Sunday, July 6, 2008

God

This is an old poem, I wrote some time ago...

God

It's like awakening
from the dream
of your deepest fear
and your true name

And falling back asleep
to the lone black bird's
morning song
to false dawn

Friday, July 4, 2008

The Night

The night

I am driving down the highway.
It is night. There are few lights on the road.
The darkness swells. It envelops me.
Ancient, primordial night surrounds me. Timeless.

And here I am seeing it. My thought’s silence.
I become perception, before thought.
Promethean perception. Before words.
Just the dark sea of awareness surrounding me.
Just the dark sea of awareness that is me.

And I forget my name, and my position, and my rank.

Up ahead I see the lights of town.
I drive towards them.

Away from the deep darkness towards the lights.
And there is humanity surrounding me.
Placing its net upon reality,
Creating a dream upon this planet,
A dream that will last only briefly.

As I enter town, I become at once a little child, and a man.
I am my father driving me home through the city,
and I am myself, as a child, being driven.

The lights reflect through the car.
There is a strange comfort that I find in the sound of the car as it goes over the concrete bridges.
There is a strange comfort that I find in the headlights reflected upon my father’s eyes.

There is still a world.
Though the darkness has enveloped us, there is still a world.
And in this dark sea, there are so many happenings,
and if I were lost,
I could wash up on the shore of any of these small little dreams happening around me.

"My Soul Has Grown Deep"

"My Soul has grown deep, like rivers"
--Langston Hughes

I have an uncle who sends me poems from time to time. Recently he sent me the poem, "The Negro Speaks of Rivers" by Langston Hughes. There was a particular line in that poem that just jumped out to me, it was almost as if I could feel the words in my body, "my soul has grown deep, like rivers." To me, that is life, to live, to experience, to grow deep into soulfulness, into the world, while we go upwards to spirit. We grown down, and we grow up.

To grow down is to grow into the world, into the sorrows of the world, to all that is passing, and to live anyway. As Joseph Campbell says, "to participate joyfully in the sorrows of the world."

I learned just yesterday, that a friend, who up until the last year or so had been diligently walking his path, committed suicide. He was a good human being. He had worked so hard on his path. He had committed to his Self, but he ran up against a place in himself, in his ego, that just was relentless, and despite our best efforts no one that I knew could reach him. He just disappeared.

Evidently, the police found his cell phone and called around looking for next of kin. That's how I found out.
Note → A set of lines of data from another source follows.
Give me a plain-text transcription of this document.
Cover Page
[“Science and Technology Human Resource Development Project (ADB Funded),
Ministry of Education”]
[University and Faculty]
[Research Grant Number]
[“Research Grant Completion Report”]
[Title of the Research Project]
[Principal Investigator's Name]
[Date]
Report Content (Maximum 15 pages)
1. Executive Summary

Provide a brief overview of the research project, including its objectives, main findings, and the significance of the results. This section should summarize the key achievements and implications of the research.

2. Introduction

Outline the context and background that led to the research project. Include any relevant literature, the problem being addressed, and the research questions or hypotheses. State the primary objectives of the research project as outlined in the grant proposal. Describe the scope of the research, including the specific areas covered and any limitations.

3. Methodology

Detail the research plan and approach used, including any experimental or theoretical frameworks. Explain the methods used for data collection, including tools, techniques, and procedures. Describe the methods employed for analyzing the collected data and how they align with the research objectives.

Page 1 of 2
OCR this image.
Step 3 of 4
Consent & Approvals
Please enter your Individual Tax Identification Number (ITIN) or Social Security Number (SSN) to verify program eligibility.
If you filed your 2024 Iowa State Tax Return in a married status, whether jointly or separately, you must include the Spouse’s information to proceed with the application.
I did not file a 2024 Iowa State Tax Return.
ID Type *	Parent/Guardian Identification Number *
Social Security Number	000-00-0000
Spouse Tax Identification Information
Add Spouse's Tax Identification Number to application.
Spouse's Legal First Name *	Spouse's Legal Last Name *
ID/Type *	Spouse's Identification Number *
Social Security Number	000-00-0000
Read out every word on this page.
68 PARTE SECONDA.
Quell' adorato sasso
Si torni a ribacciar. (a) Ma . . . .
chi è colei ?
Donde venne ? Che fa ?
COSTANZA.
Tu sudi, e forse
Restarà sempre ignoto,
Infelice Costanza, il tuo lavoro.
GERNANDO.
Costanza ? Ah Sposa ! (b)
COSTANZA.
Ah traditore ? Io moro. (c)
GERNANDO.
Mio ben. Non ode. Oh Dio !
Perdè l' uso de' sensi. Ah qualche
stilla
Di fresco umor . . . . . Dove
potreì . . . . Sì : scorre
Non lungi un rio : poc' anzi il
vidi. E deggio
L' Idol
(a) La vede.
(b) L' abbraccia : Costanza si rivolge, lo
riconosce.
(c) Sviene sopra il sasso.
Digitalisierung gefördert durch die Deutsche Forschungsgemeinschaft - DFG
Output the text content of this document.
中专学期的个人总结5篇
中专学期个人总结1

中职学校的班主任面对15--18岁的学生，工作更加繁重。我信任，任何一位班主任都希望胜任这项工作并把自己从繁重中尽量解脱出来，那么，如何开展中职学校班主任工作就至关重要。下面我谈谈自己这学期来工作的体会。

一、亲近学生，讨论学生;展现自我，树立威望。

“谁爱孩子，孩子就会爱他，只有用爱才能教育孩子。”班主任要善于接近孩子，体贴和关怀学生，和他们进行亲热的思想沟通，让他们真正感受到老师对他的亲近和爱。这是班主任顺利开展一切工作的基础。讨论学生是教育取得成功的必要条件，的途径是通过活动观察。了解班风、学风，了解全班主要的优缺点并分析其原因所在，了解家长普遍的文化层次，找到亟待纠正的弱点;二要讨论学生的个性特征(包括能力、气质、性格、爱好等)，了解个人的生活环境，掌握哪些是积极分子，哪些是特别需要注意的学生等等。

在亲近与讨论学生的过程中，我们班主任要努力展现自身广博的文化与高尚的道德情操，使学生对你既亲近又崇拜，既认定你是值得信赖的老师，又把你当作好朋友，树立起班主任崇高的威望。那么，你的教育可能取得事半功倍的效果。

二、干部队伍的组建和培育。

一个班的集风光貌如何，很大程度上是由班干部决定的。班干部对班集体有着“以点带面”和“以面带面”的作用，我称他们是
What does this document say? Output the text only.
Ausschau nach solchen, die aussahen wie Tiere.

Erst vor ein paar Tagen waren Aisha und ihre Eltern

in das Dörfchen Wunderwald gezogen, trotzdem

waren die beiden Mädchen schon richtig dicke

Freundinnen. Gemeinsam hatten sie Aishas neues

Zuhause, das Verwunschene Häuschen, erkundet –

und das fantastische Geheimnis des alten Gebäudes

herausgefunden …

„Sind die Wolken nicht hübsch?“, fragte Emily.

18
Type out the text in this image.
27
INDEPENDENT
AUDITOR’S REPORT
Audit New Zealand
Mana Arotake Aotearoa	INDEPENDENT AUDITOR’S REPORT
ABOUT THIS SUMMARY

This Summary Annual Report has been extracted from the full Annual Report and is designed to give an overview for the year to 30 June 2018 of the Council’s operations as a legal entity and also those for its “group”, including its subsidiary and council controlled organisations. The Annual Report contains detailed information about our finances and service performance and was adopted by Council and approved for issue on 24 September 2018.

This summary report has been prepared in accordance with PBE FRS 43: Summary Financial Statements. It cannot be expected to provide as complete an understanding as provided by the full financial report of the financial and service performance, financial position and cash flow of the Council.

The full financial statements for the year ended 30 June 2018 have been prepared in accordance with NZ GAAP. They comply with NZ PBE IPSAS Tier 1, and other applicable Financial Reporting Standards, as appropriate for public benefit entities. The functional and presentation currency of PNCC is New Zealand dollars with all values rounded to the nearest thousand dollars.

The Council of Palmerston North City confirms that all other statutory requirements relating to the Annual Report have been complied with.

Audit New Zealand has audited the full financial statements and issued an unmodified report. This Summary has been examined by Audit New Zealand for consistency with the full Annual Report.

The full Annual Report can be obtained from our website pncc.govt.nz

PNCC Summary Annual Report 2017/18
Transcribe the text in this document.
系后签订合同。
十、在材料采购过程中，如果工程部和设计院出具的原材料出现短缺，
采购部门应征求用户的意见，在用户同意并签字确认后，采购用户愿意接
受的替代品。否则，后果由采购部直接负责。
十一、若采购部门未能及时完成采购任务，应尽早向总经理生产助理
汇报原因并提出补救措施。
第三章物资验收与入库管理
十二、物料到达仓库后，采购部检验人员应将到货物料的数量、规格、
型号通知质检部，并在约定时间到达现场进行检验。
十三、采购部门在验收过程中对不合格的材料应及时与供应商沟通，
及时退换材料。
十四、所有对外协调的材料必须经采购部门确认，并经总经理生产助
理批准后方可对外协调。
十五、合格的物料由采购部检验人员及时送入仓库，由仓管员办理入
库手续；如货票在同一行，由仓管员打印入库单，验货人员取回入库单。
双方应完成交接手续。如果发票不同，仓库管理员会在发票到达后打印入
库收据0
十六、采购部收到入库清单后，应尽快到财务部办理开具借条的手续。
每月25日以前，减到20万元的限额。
It's hard to know what to say.

You see some one open to their Self, open to life, open to their heart. And then you see them shut down, close out their self, their life, their heart. Just like that. You remember those moments when they were alive, when they were themselves, and you remember those moments that were hints of what was to come, things they said, things they did, the way they acted.

What can you say? His work will continue on a plane other than this one. My prayer for him is that eventually he'll let go of his anger and his self hatred and he'll come back to his Self, to his Soul, to who he truly is, to who he has always been.

And so we live, and our experiences shape us, define us, and we grow deep, etched in stone, like rivers carving out canyons in our souls, places that take us deeper into life, into this world, and ourselves, into the living mystery.